Ну-с, так вот, я написал ему письмо, рассказал про наши с Зелией злоключения и спросил, что нужно сделать, чтобы получить эту пресловутую специальную визу. Фигейредо без промедления прислал в ответ подробную анкету, которую нам следовало заполнить, и заверил, что, по его мнению, французские власти разрешат нам эти самые две недели. Мы обрадовались, предвкушая прогулки по Люксембургскому саду, заполнили анкеты, приложили фотографии, сложили все это в конверт, отправили Гильерме. И спустя четыре дня отчалили, попросив его в случае благоприятного исхода нашего дела переправить визы в наше посольство в Мадриде.
Поплыли, жалея, что не сможем сойти в Лиссабоне, но лелея надежду на Францию — одно другого стоило. Однако в Лиссабоне мы узнали приятную новость: португальские власти разрешают сойти на берег с тем условием, что в газетах не появится об этом ни строчки. Это известие нас окрылило — неужели генерал де Голль окажется к нам суровей, чем доктор Салазар?!
Мы добрались до Галисии, а оттуда поездом — до Мадрида, и там, в посольстве нас ожидала телеграмма от Фигейредо: «Ни о чем не беспокойтесь, все улажено». Я чуть не лишился чувств от их наплыва. Еще две недели спустя мы были уже на испано-французской границе, дети — в полном восторге, мы с Зелией — в некоторой тревоге. Предъявили паспорта, страж границы изучил их, поставил штемпеля въездных виз. Въехали, стало быть. В Париже, в ресторанчике, расположенном рядом со знаменитым оптовым рынком, за ужином — седло косули и бутылка благородного красного — Гильерме рассказал нам, как развивались события.

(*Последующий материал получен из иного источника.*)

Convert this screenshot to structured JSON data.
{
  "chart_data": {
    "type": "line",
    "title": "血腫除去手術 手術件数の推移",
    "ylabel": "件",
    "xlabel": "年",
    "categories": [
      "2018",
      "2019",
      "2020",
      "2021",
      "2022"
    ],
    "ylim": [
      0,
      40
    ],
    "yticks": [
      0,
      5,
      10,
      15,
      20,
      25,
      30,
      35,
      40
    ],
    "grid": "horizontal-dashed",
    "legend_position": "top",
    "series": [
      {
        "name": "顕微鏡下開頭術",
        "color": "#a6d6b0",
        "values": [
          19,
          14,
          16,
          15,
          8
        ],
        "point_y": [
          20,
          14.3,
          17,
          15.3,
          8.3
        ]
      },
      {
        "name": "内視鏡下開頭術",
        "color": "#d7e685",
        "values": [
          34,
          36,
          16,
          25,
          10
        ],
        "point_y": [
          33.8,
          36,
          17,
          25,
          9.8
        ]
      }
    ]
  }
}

Получив от меня все бумаги и документы, он лично отвез их в соответствующий отдел министерства внутренних дел и вручил чиновнику. Покуда тот их неторопливо оформлял и определял срок ответа, Фигейредо, человек по природе весьма импульсивный и горячий, накалялся все больше и больше, наливался яростью все сильней и сильней, так что, когда клерк протянул ему формуляр с номером, словно квитанцию из прачечной, наш драматург отказался взять ее и потребовал документы вернуть. По его словам, он был до того возмущен теми унижениями, которым подвергают меня и Зелию, что хотел порвать бумаги на мелкие кусочки и бросить их чиновнику в морду, и сдержался лишь потому, что вспомнил о своем дипломатическом статусе. Но я-то, хорошо зная Гильерме, сомневаюсь в его словах и полагаю, что бумажки были все же разорваны и брошены в соответствующее должностное лицо.

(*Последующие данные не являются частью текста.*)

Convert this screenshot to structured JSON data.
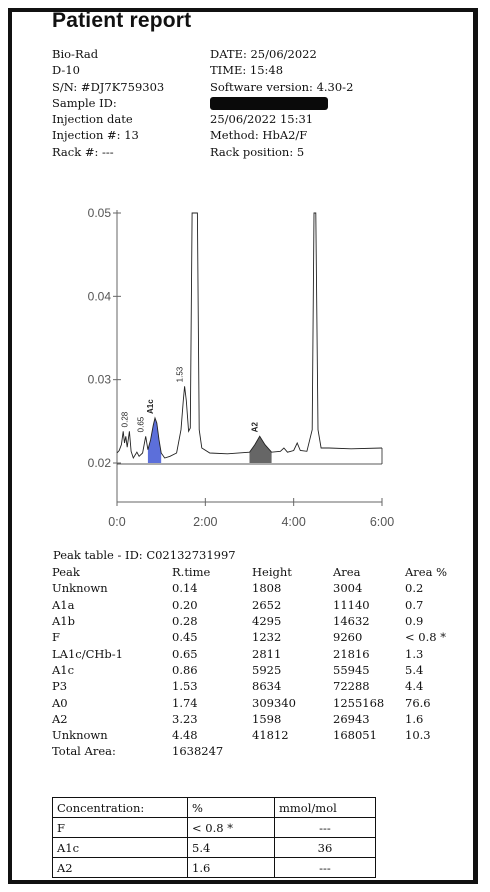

Воротившись в посольство, на улицу Тильзит, он, все еще кипя от негодования, пишет письмо самому Андре Мальро, бывшему в ту пору министром культуры, где излагает ему все, начиная с того дня, когда в декабре 1949 года правительство Жюля Мока решило выслать нас из страны, и кончая просьбой выдать нам специальную краткосрочную визу, ограничивающую наши передвижения по belle France. «Вы сами можете судить, дорогой господин министр, как обращаются в вашей стране с бразильским писателем».
Проходит три дня, Фигейредо приглашают в Министерство иностранных дел, где официально уведомляют, что все меры, принятые против нас шестнадцать лет назад и объяснявшиеся «политическим моментом», то есть, проще говоря, свистопляской холодной войны, подлежат отмене и забвению.
Не только нам с Зелией разрешено отныне любить Францию не на расстоянии, а наслаждаться истинной близостью. Нет, всех — человек, наверно, двадцать! — кому в сходных обстоятельствах запрещен был «въезд и пребывание», восстановили в правах, и среди «реабилитированных» Неруда, Скляр, Жак Данон и другие.
А Неруда однажды, не вынеся разлуки с милым Парижем, прикатил из Швейцарии без визы и паспорта, благо на границе проморгали «нежелательного иностранца», и, очень довольный собой, поселился у друзей в предместье, откуда его, впрочем, уже через два дня полиция выдворила на ту же швейцарскую границу. А Карлос Скляр, приглашенный на вернисаж своей приятельницы Виейры да Силвы, сел в самолет, полагая, что по прошествии стольких лет все уже давно позабылось, и спустя сколько-то часов оказался в аэропорту Орли. Он протянул свой паспорт, но полицейский сверился с какой-то книжечкой, и бедного художника едва не запихнули в первый же самолет на Рио — он еле упросил, чтобы ему разрешили улететь в Бельгию. Так что Гильерме Фигейредо и Андре Мальро вернули Францию многим достойным людям, и от них от всех им горячее мерси.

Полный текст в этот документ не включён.